Friedman wins Beinecke Scholarship for graduate study
Posted April 26, 2006; 02:17 p.m.
Princeton junior Joanna Friedman has been awarded a Beinecke Scholarship, which supports promising students in their graduate studies in the arts, humanities and social sciences.
Friedman, who is from Mansfield, Texas, is an English major and certificate candidate in linguistics. She plans to pursue a Ph.D. in English and hopes to become a professor.
Friedman is primarily interested in Renaissance drama, particularly the works of Shakespeare. "I'm interested in early modern representations of race and ethnicity but also, more broadly, in how Elizabethans perceived 'marginal' segments of the population," she said.
Friedman is one of 20 students from around the country to be awarded 2006 Beinecke Scholarships, which provide each winner with $2,000 immediately prior to entering graduate school and an additional $30,000 while attending graduate school. The awards were established in 1971 and are administered by the Sperry Fund.

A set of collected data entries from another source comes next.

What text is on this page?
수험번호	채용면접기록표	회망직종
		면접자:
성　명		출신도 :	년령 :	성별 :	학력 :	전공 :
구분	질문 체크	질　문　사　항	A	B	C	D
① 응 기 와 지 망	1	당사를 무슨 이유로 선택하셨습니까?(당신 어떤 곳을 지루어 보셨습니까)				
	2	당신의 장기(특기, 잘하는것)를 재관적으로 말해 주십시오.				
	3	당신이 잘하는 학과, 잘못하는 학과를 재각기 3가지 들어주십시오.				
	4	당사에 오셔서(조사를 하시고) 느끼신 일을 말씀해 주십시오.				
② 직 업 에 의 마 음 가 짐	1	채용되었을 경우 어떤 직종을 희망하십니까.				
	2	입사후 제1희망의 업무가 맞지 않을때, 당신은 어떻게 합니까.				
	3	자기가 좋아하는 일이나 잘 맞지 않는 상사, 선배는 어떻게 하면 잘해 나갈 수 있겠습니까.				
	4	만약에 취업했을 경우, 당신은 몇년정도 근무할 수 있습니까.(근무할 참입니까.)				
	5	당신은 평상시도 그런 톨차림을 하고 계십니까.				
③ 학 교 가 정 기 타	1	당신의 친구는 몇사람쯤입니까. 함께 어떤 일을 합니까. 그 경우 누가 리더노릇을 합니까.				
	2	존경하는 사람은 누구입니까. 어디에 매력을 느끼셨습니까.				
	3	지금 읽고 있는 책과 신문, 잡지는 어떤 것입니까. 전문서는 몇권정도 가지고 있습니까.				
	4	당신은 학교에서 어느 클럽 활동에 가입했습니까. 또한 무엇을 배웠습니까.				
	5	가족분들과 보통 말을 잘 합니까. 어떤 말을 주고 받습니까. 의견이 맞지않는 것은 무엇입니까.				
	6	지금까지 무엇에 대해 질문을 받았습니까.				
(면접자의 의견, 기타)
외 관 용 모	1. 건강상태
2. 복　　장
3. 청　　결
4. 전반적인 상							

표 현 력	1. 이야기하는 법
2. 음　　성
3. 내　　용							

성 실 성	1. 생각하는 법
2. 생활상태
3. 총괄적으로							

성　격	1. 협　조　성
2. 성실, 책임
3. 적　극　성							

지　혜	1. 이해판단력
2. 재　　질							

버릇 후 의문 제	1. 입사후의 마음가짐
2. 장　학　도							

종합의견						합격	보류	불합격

Friedman served as president of the Princeton Debate Panel during her junior year and has won several awards for excellence in debate. Previously, she was president of the senate for the American Whig-Cliosophic Society, the country's oldest student-run political, literary and debating society. She also is an undergraduate fellow of the Policy Research Institute for the Region and a writer and editor for several campus political publications.
Friedman won the 2006 A. Scott Berg Prize for the most promising creative or research project in the English department. She also has received a Mellon Mays Undergraduate Fellowship, which supports minority students and others with a demonstrated commitment to eradicating racial disparities who will pursue Ph.D.s in the arts and sciences.